Businessman Johannes Goamab has accused Bipa of targeting local businesses while ignoring foreign-owned companies that have been operating under the radar without paying taxes.

“Why is Bipa ignoring Chinese, Pakistani and Indian business operating in the country? In Windhoek at Chinatown alone, how many of those businesses pay tax, VAT, social security and so on?” he questions.

He calls for an equitable and fair system of policing businesses and suggests that many businesses are operating without product pricing systems.

“Some of those, if not the majority, don’t even have price tags on products they sell. They just suck prices out of their mouths, no receipts. Let’s have an equitable and fair system of policing businesses across the board,” he says.

Bipa acting chief executive Ainna Kaundu on Thursday announced that the authority will de-register more than 1 000 companies each month, starting on Friday, for failing to comply with the beneficial ownership disclosure regulation.

Kaundu said businesses have been given sufficient time from 2023 to comply with the beneficial ownership regulation.

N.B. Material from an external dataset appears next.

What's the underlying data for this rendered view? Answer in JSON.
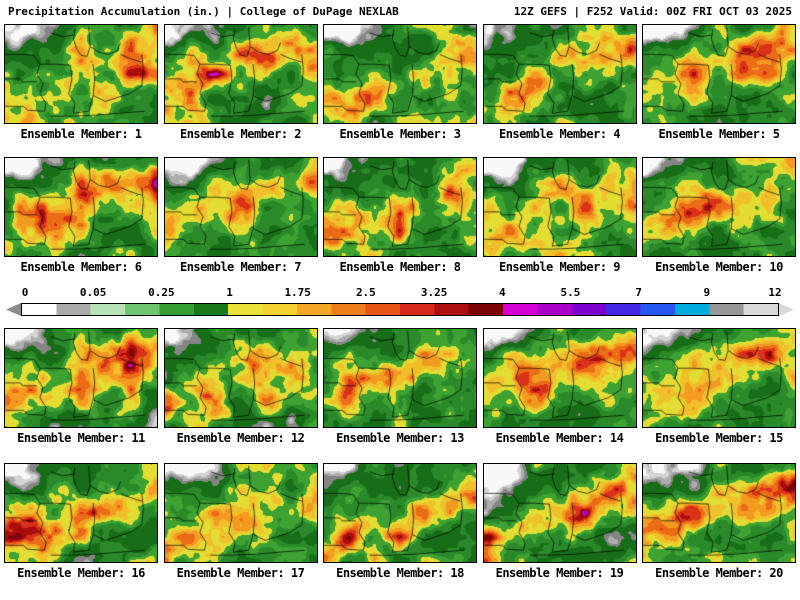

Bipa spokesperson Ndapanda Toivo clarifies that the authority’s mandate is limited to business registration and intellectual property rights, stressing that tax compliance falls under the Namibia Revenue Agency (Namra).

“Bipa’s mandates are to register businesses and protect intellectual property rights. Kindly contact Namra, they are the ones dealing with tax,” she said.

Bipa began its awareness campaign to de-register non-compliant businesses in April this year.

Non-compliant business owners were warned of the risk of deregistration, which would be effective from 16 May if they failed to comply by that date.

The authority carried out a large-scale public awareness campaign to inform business owners of their new compliance obligations.

SMEs Compete director Danny Meyer says compliance is a non-negotiable requirement that should be enforced by the government’s business regulatory and taxation authorities without showing preferential treatment.

“There is no reason why enterprises owned by foreigners of Asian, or for that matter from the Americas, Europe or any other country, should be treated any differently than Namibian entrepreneurs or business managers,” he says.

Meyer, however, adds that Bipa’s business deregistration exercise has been publicised for some time now, giving enterprises at risk of deregistration enough time to take corrective actions.

Many companies, although registered entities, have not submitted annual returns and may have been dormant for years now.
“It is high time for such businesses to be deregistered anyway,” he says.